Groceries with the click of a mouse? Amazon and Walmart are rivals in the all out grocery war to win over consumers online with the convenience of ordering groceries for pick up or delivery.

Regional chains, like Giant Eagle, are also experimenting with ways to offer a similar service.

Giant Eagle is testing out its new Curbside to Go service at its Doral Drive location in Youngstown.

Shoppers can pick out items online, provide instructions down to the fine details- like whether they like their bananas more green or yellow- and trained workers put the orders together for a quick pick up.

"It's no secret that consumers now a days have more choices than they ever had before," Jannah Jablonowski said, Giant Eagle spokesperson. 

"We really just want to make sure that we are streamlining the service for the customers who are interested in it and making it as convienent as possible."

The Curbside to Go service is free of charge for a customer's first three orders. All orders beyond that point will come with a service fee of $4.95 for any size order.

Giant Eagle is already noticing steady week or week growth with the curbside program. So far orders vary with items from typical grocery lists to strickly paper products and non-food items.

While corporate chains are offering these new services, one local grocer isn't jumping into the competition just yet. Perishable food items including fresh cut meats, deli items and produce are a part of the decision to stick to the current strengths at Rulli Bros. in Boardman.

"People want to touch the produce, they want to know that they're picking out a head of lettuce, that it's the proper head of lettuce," Michael Rulli said.

The Valley grocer is skeptical that online or curbside options would take off with its customer base.

"We're going to try to kick up our game, because we're not fools, we realize that you have to stay very competitive, so we're going to keep our margins extremely close, our quality extremely high and customer service at its best," Rulli said.

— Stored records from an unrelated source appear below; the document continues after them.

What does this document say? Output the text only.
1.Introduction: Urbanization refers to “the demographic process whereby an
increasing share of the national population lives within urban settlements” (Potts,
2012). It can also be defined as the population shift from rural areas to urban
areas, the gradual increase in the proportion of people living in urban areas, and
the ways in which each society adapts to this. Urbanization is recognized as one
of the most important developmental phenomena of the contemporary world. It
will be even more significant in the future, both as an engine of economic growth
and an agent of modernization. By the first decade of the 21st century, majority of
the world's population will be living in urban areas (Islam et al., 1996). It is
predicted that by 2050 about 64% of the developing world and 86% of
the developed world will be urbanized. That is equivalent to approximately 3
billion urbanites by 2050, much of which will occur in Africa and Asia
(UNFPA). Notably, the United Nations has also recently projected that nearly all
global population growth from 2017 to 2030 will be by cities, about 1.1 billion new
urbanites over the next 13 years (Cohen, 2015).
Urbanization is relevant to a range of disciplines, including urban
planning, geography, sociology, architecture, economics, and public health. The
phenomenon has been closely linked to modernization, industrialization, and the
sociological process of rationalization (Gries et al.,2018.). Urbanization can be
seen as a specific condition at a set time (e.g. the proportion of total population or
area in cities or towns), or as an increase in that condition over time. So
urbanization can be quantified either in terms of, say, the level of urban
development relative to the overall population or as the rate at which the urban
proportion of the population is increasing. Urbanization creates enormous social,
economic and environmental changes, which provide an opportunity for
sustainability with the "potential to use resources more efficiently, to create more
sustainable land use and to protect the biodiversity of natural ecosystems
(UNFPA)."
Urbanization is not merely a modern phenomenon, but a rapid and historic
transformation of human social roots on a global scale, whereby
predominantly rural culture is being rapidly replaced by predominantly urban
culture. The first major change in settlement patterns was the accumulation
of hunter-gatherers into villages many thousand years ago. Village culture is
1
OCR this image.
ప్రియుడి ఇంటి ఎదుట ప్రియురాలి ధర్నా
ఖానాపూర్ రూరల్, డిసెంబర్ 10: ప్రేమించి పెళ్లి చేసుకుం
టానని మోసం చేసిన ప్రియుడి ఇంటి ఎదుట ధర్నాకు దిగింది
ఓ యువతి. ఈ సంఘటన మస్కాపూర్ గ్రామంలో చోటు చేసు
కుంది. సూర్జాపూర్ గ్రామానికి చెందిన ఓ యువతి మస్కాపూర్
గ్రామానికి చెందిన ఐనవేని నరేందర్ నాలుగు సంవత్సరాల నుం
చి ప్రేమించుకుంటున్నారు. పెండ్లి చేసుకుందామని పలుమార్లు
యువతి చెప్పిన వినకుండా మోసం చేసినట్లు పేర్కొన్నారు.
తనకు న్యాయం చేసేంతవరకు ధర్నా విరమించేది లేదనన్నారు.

Some industry experts say the Amazon-Whole Foods deal will eventually translate into more than just a change in the way consumers shop.

"We're going to see prices across all grocers decline as Amazon really hits the ground with reducing prices at Whole Foods," Phil Lempert said, with Supermarketguru.com.

The potential reach Amazon has with customers is another factor consider. It's possible the online giant could edge out long standing grocery chains with more success than big box stores have attempted to do in the past with it's quick shipping and Prime service. 

In the end, Rulli believes traditional will win out.

"A lot of people don't realize that grocery stores operate on 1.5 percent net and that's just a brutal thing, and actually I think that could be an advantage, because I don't think Amazon, who has never been a grocer, understands that," he said.

Rulli expects shoppers who need something quick won't wait on an order to ship, instead they'll turn to their local grocery store.